Later in life, Charlotte Mitchell also found success as a poet, earning her own poetry series on Radio 4. For examples of her verse, I turn to blogger The Snail of Happiness, who has republished several poems with the permission of Mitchell’s daughter, Candy Guard.
Mitchell died in 2012. A tribute to her – and more of her poetry – is available on The Shakespeare Code blog.
Photo sourced from The Shakespeare Code.
The 25th and final episode of the second series was broadcast at 9:30pm on the Home Service on 15 July 1952. The Radio Times listing is here.
While the only audio recordings I have come across from series two are from episodes one and three, I have found a script for this episode online. The first chunk of the show involves announcer Andrew Timothy lambasting Harry Secombe for having been terrible throughout the series.
The examples he gives turn the opening section into a form of ‘clip show’, with parts of sketches from earlier episodes – including the Venice sketch from episode three. After Secombe has been seen off with a brick, Timothy introduces ‘The Green Eye of the Little Yellow God’.
This is a reference to a J Milton Hayes poem, that also crops up in much later Goon Show episodes. The opening lines are:
There's a one-eyed yellow idol to the north of Khatmandu, There's a little marble cross below the town; There's a broken-hearted woman tends the grave of Mad Carew, And the Yellow God forever gazes down.
And so the Goons decided to tell the story of Mad Carew.
Timothy: But first, let me introduce Mr Yogot Newboot. Newboot (Michael Bentine): How do you do? I am Yogot Newboot.
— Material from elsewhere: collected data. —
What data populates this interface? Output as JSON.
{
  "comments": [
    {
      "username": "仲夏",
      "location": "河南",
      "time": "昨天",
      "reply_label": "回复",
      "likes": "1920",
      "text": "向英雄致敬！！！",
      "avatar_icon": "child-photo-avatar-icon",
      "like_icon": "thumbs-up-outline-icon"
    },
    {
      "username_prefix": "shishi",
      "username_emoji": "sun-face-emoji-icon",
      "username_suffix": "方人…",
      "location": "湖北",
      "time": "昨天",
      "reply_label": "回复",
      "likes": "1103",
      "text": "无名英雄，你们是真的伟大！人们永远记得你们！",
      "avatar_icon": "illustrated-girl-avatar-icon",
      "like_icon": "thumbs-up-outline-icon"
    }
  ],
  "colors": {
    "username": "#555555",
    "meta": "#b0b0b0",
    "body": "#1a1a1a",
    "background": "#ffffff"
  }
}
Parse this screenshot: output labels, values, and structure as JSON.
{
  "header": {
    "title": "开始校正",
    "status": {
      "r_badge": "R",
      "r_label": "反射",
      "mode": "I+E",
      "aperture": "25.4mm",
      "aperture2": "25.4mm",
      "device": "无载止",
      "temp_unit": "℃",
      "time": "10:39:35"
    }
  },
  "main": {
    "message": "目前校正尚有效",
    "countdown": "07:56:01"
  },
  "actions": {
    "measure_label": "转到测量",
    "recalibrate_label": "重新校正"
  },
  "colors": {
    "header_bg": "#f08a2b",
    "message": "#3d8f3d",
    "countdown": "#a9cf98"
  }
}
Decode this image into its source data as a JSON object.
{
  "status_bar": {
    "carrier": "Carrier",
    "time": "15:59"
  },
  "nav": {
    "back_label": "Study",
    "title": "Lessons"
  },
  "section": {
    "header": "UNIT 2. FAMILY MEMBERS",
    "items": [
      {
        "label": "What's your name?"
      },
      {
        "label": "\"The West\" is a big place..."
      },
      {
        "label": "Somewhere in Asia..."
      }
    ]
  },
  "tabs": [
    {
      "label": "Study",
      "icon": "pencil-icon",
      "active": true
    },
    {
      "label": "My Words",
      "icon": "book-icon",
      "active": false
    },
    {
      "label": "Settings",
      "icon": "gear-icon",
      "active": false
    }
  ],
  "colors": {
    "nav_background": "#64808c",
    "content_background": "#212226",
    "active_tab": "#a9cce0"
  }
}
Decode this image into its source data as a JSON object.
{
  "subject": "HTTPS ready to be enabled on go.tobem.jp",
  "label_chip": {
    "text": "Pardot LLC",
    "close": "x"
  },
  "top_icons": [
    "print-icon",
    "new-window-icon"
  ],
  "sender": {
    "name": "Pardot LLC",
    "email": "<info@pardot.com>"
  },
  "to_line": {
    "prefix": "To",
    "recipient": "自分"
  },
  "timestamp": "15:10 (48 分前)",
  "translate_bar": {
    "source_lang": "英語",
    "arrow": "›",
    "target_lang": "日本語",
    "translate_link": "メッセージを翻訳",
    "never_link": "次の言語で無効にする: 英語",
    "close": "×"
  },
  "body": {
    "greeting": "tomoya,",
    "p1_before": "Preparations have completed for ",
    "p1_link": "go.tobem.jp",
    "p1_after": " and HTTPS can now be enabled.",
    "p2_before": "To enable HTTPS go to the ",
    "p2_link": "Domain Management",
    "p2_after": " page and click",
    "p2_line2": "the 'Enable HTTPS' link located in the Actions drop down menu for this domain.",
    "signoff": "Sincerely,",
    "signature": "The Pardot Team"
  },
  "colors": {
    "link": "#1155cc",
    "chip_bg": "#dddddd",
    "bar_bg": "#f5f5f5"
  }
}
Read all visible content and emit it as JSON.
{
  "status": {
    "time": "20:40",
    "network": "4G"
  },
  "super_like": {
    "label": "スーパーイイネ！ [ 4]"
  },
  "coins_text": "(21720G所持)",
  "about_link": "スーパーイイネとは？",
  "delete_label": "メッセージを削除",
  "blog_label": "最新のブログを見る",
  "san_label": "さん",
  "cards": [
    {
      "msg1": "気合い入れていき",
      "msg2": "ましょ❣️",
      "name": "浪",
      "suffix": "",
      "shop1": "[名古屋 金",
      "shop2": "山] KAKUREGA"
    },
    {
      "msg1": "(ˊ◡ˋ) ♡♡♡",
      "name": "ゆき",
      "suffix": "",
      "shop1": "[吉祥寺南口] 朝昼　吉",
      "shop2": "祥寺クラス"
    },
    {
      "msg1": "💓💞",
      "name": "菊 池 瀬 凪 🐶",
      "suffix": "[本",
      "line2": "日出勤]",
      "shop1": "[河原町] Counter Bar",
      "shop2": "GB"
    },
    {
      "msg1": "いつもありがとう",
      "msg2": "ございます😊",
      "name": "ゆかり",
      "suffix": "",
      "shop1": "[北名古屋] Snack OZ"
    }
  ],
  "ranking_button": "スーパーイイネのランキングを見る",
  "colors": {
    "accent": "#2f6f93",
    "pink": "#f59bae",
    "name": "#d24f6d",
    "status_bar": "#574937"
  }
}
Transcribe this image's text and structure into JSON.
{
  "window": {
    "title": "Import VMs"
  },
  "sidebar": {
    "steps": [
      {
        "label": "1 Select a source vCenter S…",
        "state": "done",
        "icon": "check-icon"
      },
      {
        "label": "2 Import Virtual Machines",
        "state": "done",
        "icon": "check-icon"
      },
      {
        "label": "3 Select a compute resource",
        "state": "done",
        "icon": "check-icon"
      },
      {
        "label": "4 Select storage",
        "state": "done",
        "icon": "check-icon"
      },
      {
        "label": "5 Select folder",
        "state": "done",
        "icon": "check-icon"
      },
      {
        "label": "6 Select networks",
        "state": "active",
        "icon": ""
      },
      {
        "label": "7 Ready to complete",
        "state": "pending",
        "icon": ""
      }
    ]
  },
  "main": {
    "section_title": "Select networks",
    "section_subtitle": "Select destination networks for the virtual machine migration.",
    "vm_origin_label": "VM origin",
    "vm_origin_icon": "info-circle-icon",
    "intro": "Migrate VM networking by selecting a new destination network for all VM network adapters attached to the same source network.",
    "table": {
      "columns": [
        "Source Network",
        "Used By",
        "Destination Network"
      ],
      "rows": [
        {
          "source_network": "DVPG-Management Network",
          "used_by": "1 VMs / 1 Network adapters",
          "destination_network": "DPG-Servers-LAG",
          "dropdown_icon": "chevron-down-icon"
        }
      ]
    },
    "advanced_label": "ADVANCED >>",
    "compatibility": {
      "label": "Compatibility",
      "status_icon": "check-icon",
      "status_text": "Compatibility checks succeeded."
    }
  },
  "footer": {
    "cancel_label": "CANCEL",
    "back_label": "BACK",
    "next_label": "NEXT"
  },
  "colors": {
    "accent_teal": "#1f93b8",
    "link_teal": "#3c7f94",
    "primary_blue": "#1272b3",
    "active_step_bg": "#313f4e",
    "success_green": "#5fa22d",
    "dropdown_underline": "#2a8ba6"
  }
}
I am the man who left a cigarette burning by my bed, as a result of which the whole of my father's ancestral home, the YMCA, was burnt to ashes. Thank you. Timothy: Mr Newboot has nothing whatsoever to do with our story, we just thought that listeners would like to hear what a real idiot sounded like.
Instead, Major Bloodnok meets Captain Mad Jack Carew.
Bloodnok: Mad Carew? You're not the man who held off 30 natives and won the VC? Carew: You're absolutely right. I'm not.
Together with Bloodnok’s battalion they march for three days through China in search of the temple containing the idol with a ruby eye worth £1 million. Then, finally, they find it:
Carew: Wait! Wait, Bloodnok! Look! The whole inside of the Temple is on fire. Bloodnok: What! The ruby! Oh, we've lost a fortune. Who did this? What idiot started a fire? Who? Newboot: My name is Yogot Newboot. I'm the man that left a cigarette burning…
After Max Geldray, there is a short skit poking fun at the then head of variety entertainment at the BBC, Michael Standing. As if that wasn’t nibbling at the hand that feeds enough, Peter Sellers slips in a gag about illicit goings on at a hotel, which was definitely verboten at the Beeb:
Sellers: By the way, listeners, later in the programme we shall be taking you over to a hotel in Chelsea Bay to let you meet three of the, ah, typical couples who are staying there for the weekend. Mr and Mrs Smith, Mr and Mrs Smith, and Mr and Mrs Smith.
Unfortunately, that’s about as much as there is of this episode, as the transcript says the end of the episode is missing. It robs us of the end of (and punchline to) Michael Bentine’s interview with the Human Cannonball, aka Harry Secombe – and indeed Bentine’s last lines as a member of the Goon Show cast.